Wohnungsnot: Nicht einmal Tourismus-Chefin der Lenk findet Wohnung
Der Mangel an bezahlbarem Wohnraum in Tourismusregionen spitzt sich zu – und wirkt sich inzwischen direkt auf den Arbeitsmarkt aus.

Das Wichtigste in Kürze
- In vielen Schweizer Berggemeinden herrscht akute Wohnungsnot.
- Saisonangestellte und junge Familien haben es besonders schwer.
- Der Wohnungsmangel verschärft den Fachkräftemangel in Tourismusregionen.
Die Wohnungsnot in den Schweizer Bergen ist inzwischen so gravierend, dass selbst eine Tourismusdirektorin betroffen ist: Helena Galanakis, die im Sommer 2024 ihre Stelle bei Lenk-Simmental Tourismus antrat, fand trotz intensiver Suche keine feste Wohnung.
Zunächst lebte sie in einem Hotel, dann in einer Airbnb-Wohnung, nun in einem befristeten Studio – mit ungewisser Zukunft.

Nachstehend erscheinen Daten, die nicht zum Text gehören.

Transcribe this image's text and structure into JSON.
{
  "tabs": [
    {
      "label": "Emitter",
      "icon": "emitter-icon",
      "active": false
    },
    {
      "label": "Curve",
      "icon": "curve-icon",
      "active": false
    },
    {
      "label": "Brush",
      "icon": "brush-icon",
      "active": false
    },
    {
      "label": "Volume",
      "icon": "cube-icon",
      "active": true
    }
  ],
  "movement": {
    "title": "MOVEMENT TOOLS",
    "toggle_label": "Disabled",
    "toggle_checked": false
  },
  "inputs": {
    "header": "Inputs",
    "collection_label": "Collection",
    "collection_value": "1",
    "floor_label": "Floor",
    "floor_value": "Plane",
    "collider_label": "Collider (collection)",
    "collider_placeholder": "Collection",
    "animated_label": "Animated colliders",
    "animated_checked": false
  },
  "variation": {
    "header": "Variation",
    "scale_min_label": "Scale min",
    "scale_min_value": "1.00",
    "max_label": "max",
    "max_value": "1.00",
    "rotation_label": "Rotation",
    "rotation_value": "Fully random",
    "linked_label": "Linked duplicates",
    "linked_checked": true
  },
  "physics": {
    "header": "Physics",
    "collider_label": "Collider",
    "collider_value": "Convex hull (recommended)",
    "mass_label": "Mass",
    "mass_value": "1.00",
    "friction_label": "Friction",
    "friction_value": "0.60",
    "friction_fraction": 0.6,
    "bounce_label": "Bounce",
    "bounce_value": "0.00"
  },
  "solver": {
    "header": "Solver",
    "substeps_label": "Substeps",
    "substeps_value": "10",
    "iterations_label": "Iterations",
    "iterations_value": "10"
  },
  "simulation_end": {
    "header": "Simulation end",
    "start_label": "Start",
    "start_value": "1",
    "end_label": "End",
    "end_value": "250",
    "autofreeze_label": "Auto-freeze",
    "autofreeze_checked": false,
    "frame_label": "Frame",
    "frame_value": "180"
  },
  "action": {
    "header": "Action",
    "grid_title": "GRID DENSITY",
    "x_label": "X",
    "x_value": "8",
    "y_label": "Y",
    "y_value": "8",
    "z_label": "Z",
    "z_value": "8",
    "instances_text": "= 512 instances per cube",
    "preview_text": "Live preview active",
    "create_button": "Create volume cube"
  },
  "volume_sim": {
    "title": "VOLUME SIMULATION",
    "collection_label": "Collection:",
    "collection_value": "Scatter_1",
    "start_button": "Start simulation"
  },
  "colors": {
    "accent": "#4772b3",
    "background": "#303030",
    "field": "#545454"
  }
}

Dies berichtet der «Tagesanzeiger».
Leerwohnungsquote in Tourismusorten bei unter 0,5 Prozent
Diese Situation ist kein Einzelfall: Laut Bundesrat sind Tourismusgemeinden heute ähnlich stark vom Wohnungsmangel betroffen wie grosse Städte. Die Leerwohnungsziffer liegt in vielen Berggemeinden bei unter 0,5 Prozent – ähnlich wie in Zürich oder Bern.
Schweizweit liegt der Durchschnitt bei 1,1 Prozent. Besonders dramatisch ist der Rückgang in Tourismusregionen: Seit 2018 hat sich die durchschnittliche Leerstandsquote dort von knapp 2 auf 0,8 Prozent mehr als halbiert.
Der Wohnungsmangel verschärft den Fachkräftemangel in Tourismusregionen.
Thomas Egger, Direktor der Schweizerischen Arbeitsgemeinschaft für die Berggebiete (SAB), spricht von einer «dramatischen Entwicklung». Einheimische und junge Familien fänden kaum noch bezahlbaren Wohnraum und müssten oft wegziehen.
Saisonangestellte treffe es besonders hart, da sie meist nur kurzzeitig arbeiten, wenig verdienen und kaum über Beziehungen verfügen.
Der Wohnungsmangel hat auch Auswirkungen auf den Arbeitsmarkt. In Bewerbungsgesprächen sei die Frage nach Wohnraum wichtiger als jene nach dem Lohn, sagt Egger.
Auch Galanakis bestätigt das aus ihrer Arbeit. Ohne Wohnraum fehlen Servicekräfte, Skilehrer und Bahnpersonal – was zu einem spürbaren Fachkräftemangel führt.
Gemeinden starten erste Gegenmassnahmen
Als Gegenmassnahme empfehlen Egger und andere Experten kommunale Wohnstrategien.
Einige Gemeinden und Betriebe gehen bereits neue Wege: In Grimentz-Zinal wurden leerstehende Wohnungen durch Flyer-Aktionen gesucht und saniert, um Personalwohnungen zu schaffen.
In Zermatt müssen Hotels bei Neubauten künftig auch Unterkünfte für Angestellte einplanen.
Ein Grund für die verschärfte Wohnungsnot ist der Trend, nach der Pandemie dauerhaft in den Bergen zu wohnen. Oft im Homeoffice.
Hinzu kommt die Umwandlung von Erst- in Zweitwohnungen, die lukrativer sind. Auch Airbnb-Angebote tragen zur Verknappung bei, weshalb einige Gemeinden solche Vermietungen einschränken.
Der gemeinnützige Wohnungsbau spielt in den Bergen bisher kaum eine Rolle – das könnte sich aber ändern.
Graubünden plant ab 2026 Förderungen für Wohnbaugenossenschaften.
Ein Beispiel ist die «Cooperativa Lagrev» in Sils im Engadin: Dort entsteht mit Unterstützung der Gemeinde und durch Investitionen auch von Zweitwohnungsbesitzern günstiger Wohnraum für Einheimische.
Das Ziel: Das Dorf soll lebendig bleiben – mit Bäcker, Ärztin und Laden. Doch auch hier gibt es Widerstand – vor allem durch Einsprachen anderer Zweitwohnungsbesitzer.